Back to Programme

Analyze Survey Data for Free (http://asdfree.com/)

Anthony Damico (Independent Consultant) - United States

Keywords: Data Analysis, Methods, Sample Design, R Programming, Open Source


Abstract

Governments, NGOs, and other research institutes spend billions of dollars each year collecting demographic, economic, and health information about their populations. These efforts form the basis of many official reports, academic journal articles, and public health surveillance systems, each of which motivate public policy or inform the public to varying degrees. Though dependent on the sensitivity of the topic, these sponsoring organizations often publish household-level, person-level, or company-level datasets alongside their final, summary report. This response-level data (commonly known as microdata) allows external researchers both to reproduce the original findings and also to more deeply focus on segments of the population perhaps not discussed in the data products released by the authors of the original investigation.
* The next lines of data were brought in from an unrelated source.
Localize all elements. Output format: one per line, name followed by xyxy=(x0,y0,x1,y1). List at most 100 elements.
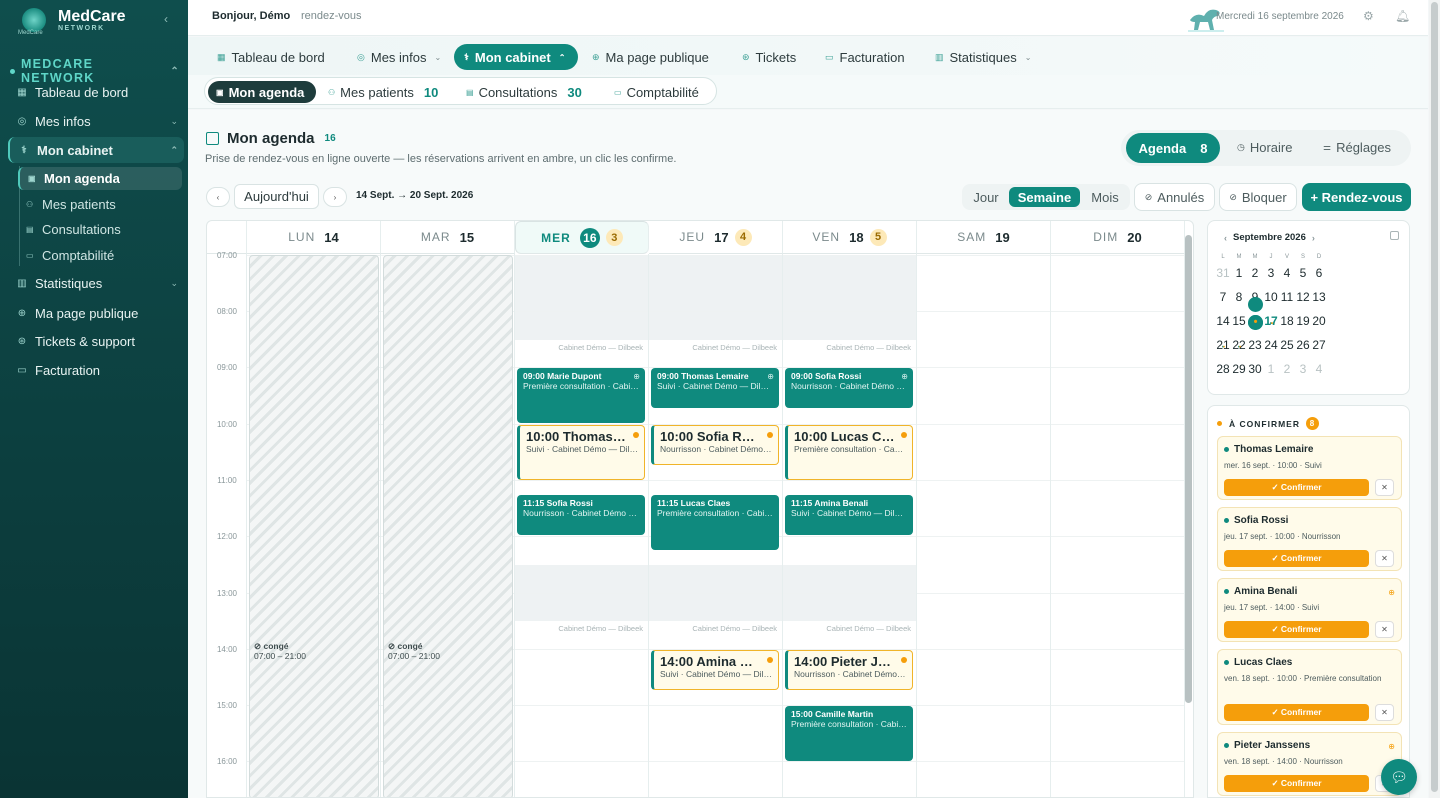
next-week-button[interactable]: › xyxy=(323,187,347,207)
calendar-scrollbar[interactable] xyxy=(1185,235,1192,703)
pending-card[interactable]: Thomas Lemaire mer. 16 sept. · 10:00 · Su… xyxy=(1217,436,1402,500)
tab-mon-agenda[interactable]: ▣ Mon agenda xyxy=(208,81,316,103)
mini-day[interactable]: 14 xyxy=(1215,312,1231,336)
chat-icon[interactable]: 💬︎ xyxy=(1381,759,1417,795)
mini-day[interactable]: 29 xyxy=(1231,360,1247,384)
confirm-button[interactable]: ✓ Confirmer xyxy=(1224,704,1369,721)
mini-day[interactable]: 3 xyxy=(1263,264,1279,288)
tab-statistiques[interactable]: ▥ Statistiques ⌄ xyxy=(925,44,1041,70)
appointment[interactable]: 15:00 Camille Martin Première consultatio… xyxy=(785,706,913,761)
mini-day[interactable]: 11 xyxy=(1279,288,1295,312)
sidebar-item-dashboard[interactable]: ▦ Tableau de bord xyxy=(8,79,184,105)
mini-day[interactable]: 16•• xyxy=(1247,297,1263,336)
mini-day[interactable]: 5 xyxy=(1295,264,1311,288)
mini-day[interactable]: 6 xyxy=(1311,264,1327,288)
sidebar-subitem-comptabilite[interactable]: ▭ Comptabilité xyxy=(18,244,182,267)
chevron-left-icon[interactable]: ‹ xyxy=(1224,233,1227,243)
mini-day[interactable]: 3 xyxy=(1295,360,1311,384)
collapse-sidebar-icon[interactable]: ‹ xyxy=(164,12,168,26)
mini-day[interactable]: 1 xyxy=(1231,264,1247,288)
page-scrollbar[interactable] xyxy=(1429,0,1440,798)
confirm-button[interactable]: ✓ Confirmer xyxy=(1224,775,1369,792)
sidebar-item-statistiques[interactable]: ▥ Statistiques ⌄ xyxy=(8,270,184,296)
day-column[interactable] xyxy=(1051,254,1185,797)
mini-day[interactable]: 10 xyxy=(1263,288,1279,312)
prev-week-button[interactable]: ‹ xyxy=(206,187,230,207)
view-week[interactable]: Semaine xyxy=(1009,187,1080,207)
tab-mes-patients[interactable]: ⚇ Mes patients 10 xyxy=(320,81,446,103)
mini-day[interactable]: 20 xyxy=(1311,312,1327,336)
sidebar-item-facturation[interactable]: ▭ Facturation xyxy=(8,357,184,383)
appointment[interactable]: 11:15 Sofia Rossi Nourrisson · Cabinet Dé… xyxy=(517,495,645,535)
day-header-sam[interactable]: SAM 19 xyxy=(917,221,1051,254)
pending-card[interactable]: Lucas Claes ven. 18 sept. · 10:00 · Premi… xyxy=(1217,649,1402,725)
tab-page-publique[interactable]: ⊕ Ma page publique xyxy=(582,44,719,70)
mini-day[interactable]: 18 xyxy=(1279,312,1295,336)
mini-day[interactable]: 8 xyxy=(1231,288,1247,312)
bloquer-button[interactable]: ⊘ Bloquer xyxy=(1219,183,1297,211)
pending-appointment[interactable]: 10:00 Lucas Claes Première consultation ·… xyxy=(785,425,913,480)
tab-tickets[interactable]: ⊛ Tickets xyxy=(732,44,806,70)
appointment[interactable]: 09:00 Sofia Rossi Nourrisson · Cabinet Dé… xyxy=(785,368,913,408)
mini-day[interactable]: 31 xyxy=(1215,264,1231,288)
chevron-right-icon[interactable]: › xyxy=(1312,233,1315,243)
tab-facturation[interactable]: ▭ Facturation xyxy=(815,44,915,70)
confirm-button[interactable]: ✓ Confirmer xyxy=(1224,550,1369,567)
bell-icon[interactable]: 🔔︎ xyxy=(1395,9,1410,23)
new-appointment-button[interactable]: + Rendez-vous xyxy=(1302,183,1411,211)
mini-day[interactable]: 17 •• xyxy=(1263,312,1279,336)
today-button[interactable]: Aujourd'hui xyxy=(234,184,319,209)
mini-day[interactable]: 15 xyxy=(1231,312,1247,336)
appointment[interactable]: 09:00 Thomas Lemaire Suivi · Cabinet Démo… xyxy=(651,368,779,408)
reglages-button[interactable]: ⚌ Réglages xyxy=(1323,140,1391,155)
mini-day[interactable]: 25 xyxy=(1279,336,1295,360)
sidebar-item-mes-infos[interactable]: ◎ Mes infos ⌄ xyxy=(8,108,184,134)
tab-consultations[interactable]: ▤ Consultations 30 xyxy=(458,81,590,103)
annules-button[interactable]: ⊘ Annulés xyxy=(1134,183,1215,211)
mini-day[interactable]: 28 xyxy=(1215,360,1231,384)
horaire-button[interactable]: ◷ Horaire xyxy=(1237,140,1292,155)
mini-day[interactable]: 26 xyxy=(1295,336,1311,360)
day-header-lun[interactable]: LUN 14 xyxy=(247,221,381,254)
day-header-mer[interactable]: MER 16 3 xyxy=(515,221,649,254)
mini-day[interactable]: 21 •• xyxy=(1215,336,1231,360)
sidebar-subitem-agenda[interactable]: ▣ Mon agenda xyxy=(18,167,182,190)
day-header-mar[interactable]: MAR 15 xyxy=(381,221,515,254)
confirm-button[interactable]: ✓ Confirmer xyxy=(1224,621,1369,638)
pending-card[interactable]: Pieter Janssens ⊕ ven. 18 sept. · 14:00 · … xyxy=(1217,732,1402,796)
pending-appointment[interactable]: 10:00 Sofia Rossi Nourrisson · Cabinet Dé… xyxy=(651,425,779,465)
confirm-button[interactable]: ✓ Confirmer xyxy=(1224,479,1369,496)
reject-button[interactable]: ✕ xyxy=(1375,704,1394,721)
reject-button[interactable]: ✕ xyxy=(1375,479,1394,496)
mini-day[interactable]: 30 xyxy=(1247,360,1263,384)
sidebar-subitem-consultations[interactable]: ▤ Consultations xyxy=(18,218,182,241)
settings-icon[interactable]: ⚙ xyxy=(1363,9,1374,23)
mini-day[interactable]: 1 xyxy=(1263,360,1279,384)
day-header-ven[interactable]: VEN 18 5 xyxy=(783,221,917,254)
mini-day[interactable]: 12 xyxy=(1295,288,1311,312)
mini-day[interactable]: 2 xyxy=(1279,360,1295,384)
sidebar-subitem-patients[interactable]: ⚇ Mes patients xyxy=(18,193,182,216)
mini-day[interactable]: 19 xyxy=(1295,312,1311,336)
tab-mes-infos[interactable]: ◎ Mes infos ⌄ xyxy=(347,44,451,70)
mini-day[interactable]: 27 xyxy=(1311,336,1327,360)
mini-day[interactable]: 13 xyxy=(1311,288,1327,312)
mini-day[interactable]: 24 xyxy=(1263,336,1279,360)
mini-day[interactable]: 22 •• xyxy=(1231,336,1247,360)
reject-button[interactable]: ✕ xyxy=(1375,550,1394,567)
view-day[interactable]: Jour xyxy=(966,187,1006,207)
agenda-button[interactable]: Agenda 8 xyxy=(1126,133,1220,163)
sidebar-item-tickets[interactable]: ⊛ Tickets & support xyxy=(8,328,184,354)
tab-comptabilite[interactable]: ▭ Comptabilité xyxy=(606,81,707,103)
day-header-dim[interactable]: DIM 20 xyxy=(1051,221,1185,254)
appointment[interactable]: 11:15 Amina Benali Suivi · Cabinet Démo —… xyxy=(785,495,913,535)
tab-mon-cabinet[interactable]: ⚕ Mon cabinet ⌃ xyxy=(454,44,578,70)
mini-day[interactable]: 2 xyxy=(1247,264,1263,288)
pending-card[interactable]: Sofia Rossi jeu. 17 sept. · 10:00 · Nourr… xyxy=(1217,507,1402,571)
sidebar-item-page-publique[interactable]: ⊕ Ma page publique xyxy=(8,300,184,326)
mini-day[interactable]: 4 xyxy=(1279,264,1295,288)
mini-day[interactable]: 4 xyxy=(1311,360,1327,384)
appointment[interactable]: 11:15 Lucas Claes Première consultation ·… xyxy=(651,495,779,550)
brand[interactable]: MedCare NETWORK xyxy=(18,8,126,36)
view-month[interactable]: Mois xyxy=(1083,187,1127,207)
For example, the Census Bureau publishes an annual report, "Income and Poverty in the United States" with a series of tables, and also a database with one record per individual within each sampled households. While the Bureau helpfully provides many different cross-tabulations of their results, an external researcher might find utility in this dataset by investigating other groups (such as different age cutoffs or dollar thresholds), and so the public microdata files allow continued research where it otherwise might end. The website http://asdfree.com/ offers obsessively-detailed instructions to analyze a wide variety of publicly-available datasets using the R language. This resource generally contains three core components, each with step-by-step instructions: (1) Download automation or data acquisition; (2) Helpfully-noted analysis examples; (3) Replication of published estimates to prove correct methodology.